L'esercizio basato su brevi frasi o su cellule sillabiche ha lo scopo di abituare l'allievo a non separare le consonanti dalle vocali, a non dare colpi sulle vocali, ma a fondere tutto in modo che si crei una sonorità omogenea, quello che si vuol anche definire appoggio. 

Nella frase, poi, la continuità deve riguardare tutta la frase: "framartinocampanaro". Un esercizio utile consiste nel pronunciare molto lentamente la frase senza lasciare il più piccolo spazio tra una lettera e l'altra, anche sostando qualche istante sulle consonanti per rendersi conto che tutto prosegue senza interruzioni. Questo può essere considerato un "legato", che ha un ben preciso significato musicale; questo legato ha una parentela con il legato musicale, ma non è la stessa cosa.

Se eseguiamo la stessa frase su più note, ad esempio tre, la pronuncia corretta e musicalmente non legata, fa sì che ci si sposti sulle note successive legando la pronuncia, ma passando sulla nota senza fare il minimo portamento di suono.

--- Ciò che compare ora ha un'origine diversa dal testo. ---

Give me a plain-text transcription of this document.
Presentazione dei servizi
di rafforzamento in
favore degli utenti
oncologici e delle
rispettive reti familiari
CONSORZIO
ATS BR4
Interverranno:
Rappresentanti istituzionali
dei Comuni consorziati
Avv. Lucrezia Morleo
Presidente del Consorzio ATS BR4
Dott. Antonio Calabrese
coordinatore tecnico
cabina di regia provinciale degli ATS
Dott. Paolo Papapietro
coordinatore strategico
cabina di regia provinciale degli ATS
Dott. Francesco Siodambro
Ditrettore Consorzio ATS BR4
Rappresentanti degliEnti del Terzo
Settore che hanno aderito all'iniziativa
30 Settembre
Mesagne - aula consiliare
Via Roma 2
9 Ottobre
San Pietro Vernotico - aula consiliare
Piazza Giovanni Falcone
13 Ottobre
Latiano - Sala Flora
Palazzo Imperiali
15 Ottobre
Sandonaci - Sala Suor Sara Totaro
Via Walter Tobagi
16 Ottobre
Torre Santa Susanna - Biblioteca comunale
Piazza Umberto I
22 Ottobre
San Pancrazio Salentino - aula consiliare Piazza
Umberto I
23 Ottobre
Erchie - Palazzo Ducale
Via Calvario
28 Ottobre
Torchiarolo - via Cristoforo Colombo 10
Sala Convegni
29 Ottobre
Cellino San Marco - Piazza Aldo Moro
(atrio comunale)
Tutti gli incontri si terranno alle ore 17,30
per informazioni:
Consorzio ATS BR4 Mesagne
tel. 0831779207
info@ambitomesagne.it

Questo salto tra una nota e l'altra verrebbe pieno di accenti e disomogeneità se non ci fosse un ottimo legato della pronuncia.

Viceversa, in base alla qualità del legato musicale che è necessario ottenere (e questo dipende dall'autore, cioè dall'epoca e dallo stile, e dal contesto dell'aria, indicato solitamente sullo spartito) noi andremo a fare un portamento più o meno accentuato. Per imparare il legato musicale, c'è un esercizio, non subito facilissimo per tutti, che consiste nel portare la vocale sulla nota successiva prima della sillaba. Cioè, riferendomi alla frasi anzidetta, faremo: fra-a-ma-ar-ti-i-no-o-ca-am-pa-a-na-a-ro-o. In questo modo impareremo a passare in modo più melodico da una nota all'altra. Poi toglieremo le vocali intermedie ma dovrà rimanere il senso di legato. Come dico spesso, nel canto è sempre sottinteso un legato forte, quasi un portamento continuo, anche nel sillabato più accentuato. Questo non dipenderà da una tecnica, ma dalla continuità che il nostro fiato avrà imparato ad assicurare, alla base, e alla libertà che avremo raggiunto o fatto raggiungere alla nostra voce.